How easy would it be to migrate a Windows 7 dual boot to to a QEUM PCIE-passthrough while ensuring that the drive letters and such in the dual stay the same?

How easy would it be to migrate a Windows 7 dual boot to to a QEUM PCIE-passthrough while ensuring that the drive letters and such in the dual stay the same?
I have, I am some what doubtful that I will get a response that I can work off of.

VGA passthrough has been getting easier and easier with each iteration.

You can use physical drives for storage, just ensure they have the same port order as the one you have on your sata controller.

This way you can boot your physical win7 in kvm.

Prerequisite knowledge to be considered "easy" would require:

grub config knowledge
lspci and grep
qemu config, best source is the gentoo wiki

Thanks for the almost instantious reply.
If I do that can I remove the Windows bootloader seeing is I`l loading it directly. Also is there any way to resize the OS partition after the built in partition manager stops me? I used gparted but it caused issues when I tried it afterwards?

Windows will still expect a bootloader.

You want to resize what where? I'm not sure what your goals are now.

Do you mean convert you current machine into a vm only? or retain dual booting?

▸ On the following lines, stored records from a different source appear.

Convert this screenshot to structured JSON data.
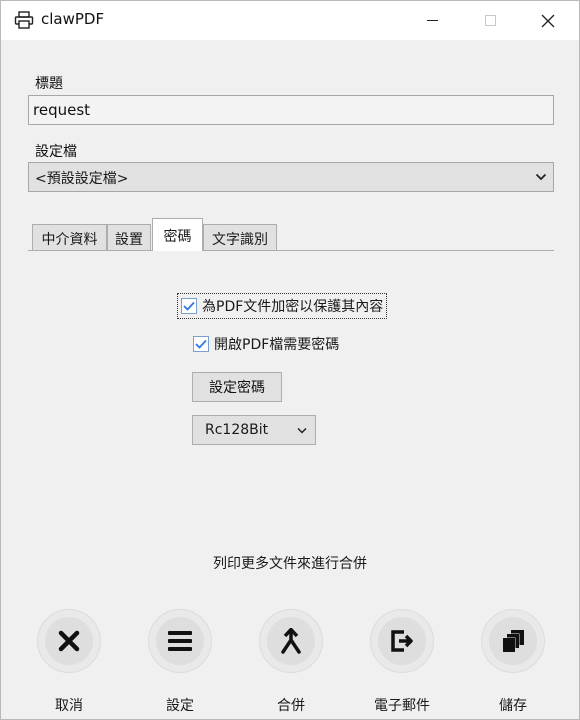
{
  "window": {
    "title": "clawPDF"
  },
  "form": {
    "title_label": "標題",
    "title_value": "request",
    "profile_label": "設定檔",
    "profile_value": "<預設設定檔>"
  },
  "tabs": [
    {
      "label": "中介資料",
      "active": false
    },
    {
      "label": "設置",
      "active": false
    },
    {
      "label": "密碼",
      "active": true
    },
    {
      "label": "文字識別",
      "active": false
    }
  ],
  "security": {
    "encrypt_label": "為PDF文件加密以保護其內容",
    "encrypt_checked": true,
    "require_password_label": "開啟PDF檔需要密碼",
    "require_password_checked": true,
    "set_password_button": "設定密碼",
    "encryption_level": "Rc128Bit"
  },
  "merge_hint": "列印更多文件來進行合併",
  "actions": [
    {
      "label": "取消",
      "icon": "x-icon"
    },
    {
      "label": "設定",
      "icon": "menu-icon"
    },
    {
      "label": "合併",
      "icon": "merge-icon"
    },
    {
      "label": "電子郵件",
      "icon": "email-export-icon"
    },
    {
      "label": "儲存",
      "icon": "save-copies-icon"
    }
  ],
  "colors": {
    "checkbox_check": "#2a7ae2",
    "window_bg": "#f0f0f0"
  }
}
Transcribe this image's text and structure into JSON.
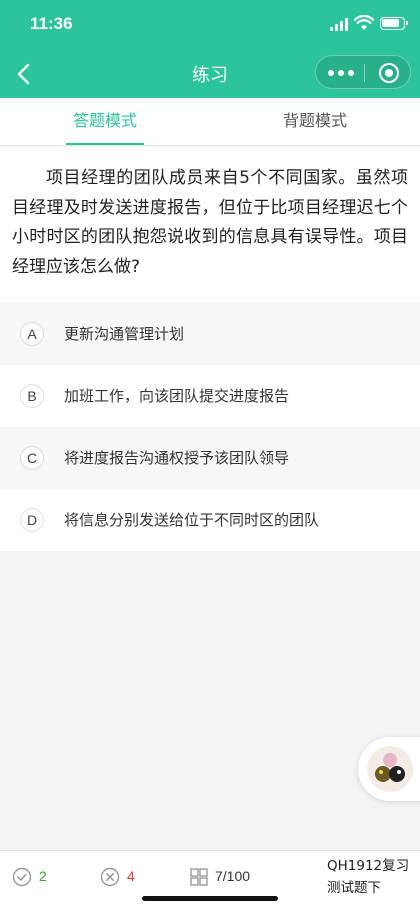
{
  "status": {
    "time": "11:36"
  },
  "nav": {
    "title": "练习"
  },
  "tabs": [
    {
      "label": "答题模式",
      "active": true
    },
    {
      "label": "背题模式",
      "active": false
    }
  ],
  "question": {
    "text": "项目经理的团队成员来自5个不同国家。虽然项目经理及时发送进度报告，但位于比项目经理迟七个小时时区的团队抱怨说收到的信息具有误导性。项目经理应该怎么做?"
  },
  "options": [
    {
      "letter": "A",
      "text": "更新沟通管理计划"
    },
    {
      "letter": "B",
      "text": "加班工作，向该团队提交进度报告"
    },
    {
      "letter": "C",
      "text": "将进度报告沟通权授予该团队领导"
    },
    {
      "letter": "D",
      "text": "将信息分别发送给位于不同时区的团队"
    }
  ],
  "bottom": {
    "correct_count": "2",
    "wrong_count": "4",
    "progress": "7/100",
    "exam_title_line1": "QH1912复习",
    "exam_title_line2": "测试题下"
  },
  "colors": {
    "accent": "#2cc49a",
    "correct": "#3aa83a",
    "wrong": "#e03a3a"
  }
}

The main goal is to use the current Windows 7 dual boot as a vm. If I can resize the main Windows partiton without Windows freaking out, great as I can then put that freed space onto the SSD gaming partition or /. If I can't do so oh well.
Convert it to a vm only so I wouldn't have to reboot to play games.

You can use a microsoft utility called disk2vhd

This can create vhdx images which only take up used space on the partition, qemu-img can convert that to qcow2, probably more stable in the long run.

Not a perfect solution, but otherwise you'll probably have to do a defrag then a shrink.

I assume I would only have to use this on the Windows 7 OS partition, leaving the Windows boot loader intact?

Why is audio so shit in VMs?

I even tried USB passthrough of an external audio interface ffs.

You can pass through GeForce cards in ESXi and have working drivers by adding the following to the VMX file.

hypervisor.cpuid.v0 = "FALSE"

Occasionally the driver installation fucks up and the driver will constantly crash. If that happens just shutdown the VM, remove the pass through, uninstall the driver, and start over again. Before hand you should add the following registry keys so your VM doesn't blue screen itself if the driver crashes too frequently


And be sure change the VM's latency sensitivity to high in vCenter otherwise you'll notice some minor stuttering while playing video.